I’ve written a simple script using Python+PyOpenCL which implements the AES 128bit encryption algorithm in ECB mode. The first part of the algorithm (Rijndael scheduling) was initially implemented inside a for loop. For optimization purposes (maybe not needed since probably the loop is automatically unrolled by the compiler), I’ve unrolled the loop manually. Here’s the code:


From line 88 to line 122 there’s the original loop (commented), followed by the same loop (unrolled). I’m working with a work group size of 256: in each work group only the first work item executes the loop. Since the result of the computation is written to shared memory, I’ve put a barrier at the end of the loop in order to assure local memory consistency among work items.
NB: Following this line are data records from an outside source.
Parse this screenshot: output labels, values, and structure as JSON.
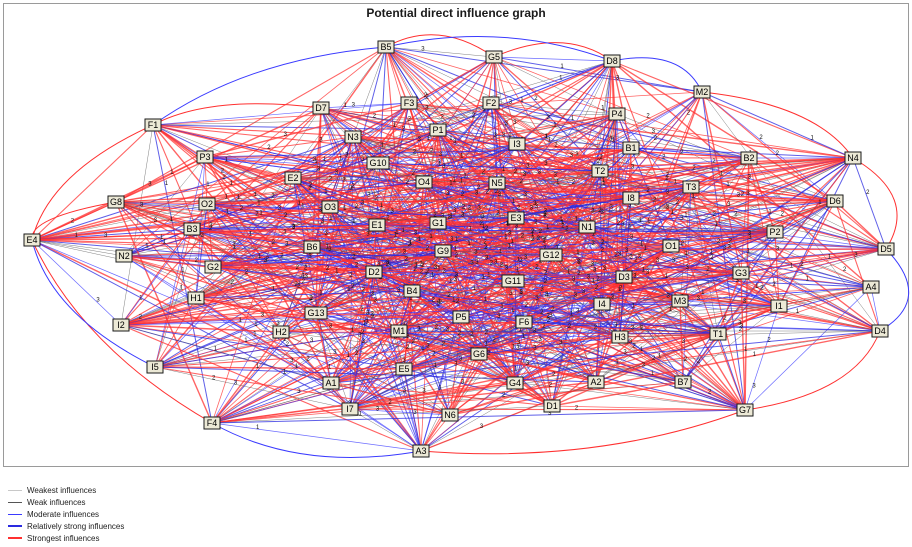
{
  "title": "Potential direct influence graph",
  "nodes": [
    "B5",
    "G5",
    "D8",
    "M2",
    "F1",
    "D7",
    "F3",
    "F2",
    "P4",
    "N3",
    "P1",
    "I3",
    "B1",
    "B2",
    "N4",
    "P3",
    "G10",
    "T2",
    "E2",
    "O4",
    "N5",
    "I8",
    "T3",
    "G8",
    "O2",
    "O3",
    "E3",
    "D6",
    "B3",
    "E1",
    "G1",
    "N1",
    "P2",
    "E4",
    "B6",
    "G9",
    "G12",
    "O1",
    "D5",
    "N2",
    "G2",
    "D2",
    "G11",
    "D3",
    "G3",
    "H1",
    "B4",
    "A4",
    "I4",
    "M3",
    "I1",
    "I2",
    "G13",
    "P5",
    "F6",
    "T1",
    "D4",
    "H2",
    "M1",
    "H3",
    "I5",
    "G6",
    "E5",
    "A1",
    "G4",
    "A2",
    "B7",
    "I7",
    "N6",
    "D1",
    "G7",
    "F4",
    "A3"
  ],
  "edge_labels": [
    "1",
    "2",
    "3"
  ],
  "legend": [
    {
      "label": "Weakest influences",
      "color": "#c8c8c8"
    },
    {
      "label": "Weak influences",
      "color": "#555555"
    },
    {
      "label": "Moderate influences",
      "color": "#3a3aff"
    },
    {
      "label": "Relatively strong influences",
      "color": "#2a2ae0"
    },
    {
      "label": "Strongest influences",
      "color": "#ff3030"
    }
  ]
}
I’m pretty sure the implementation is correct, and in fact I’m getting the correct result launching the code on the CPU (using the amd sdk). Using the CUDA toolkit provided OpenCL libraries, I obtain a correct encryption using the for loop, but the encryption fails when the for loop is unrolled. I’ve no idea what I’m doing wrong, do you have any suggestion?

Some info about my dev platform:

Fedora 11, kernel
Cuda toolkit 4.1
Dev drivers 285.05.33
Nvidia GTX 260 (216cores model)


Nothing immediately jumps out as wrong, but what happens if you use pragma unroll rather than manually unroll the loop?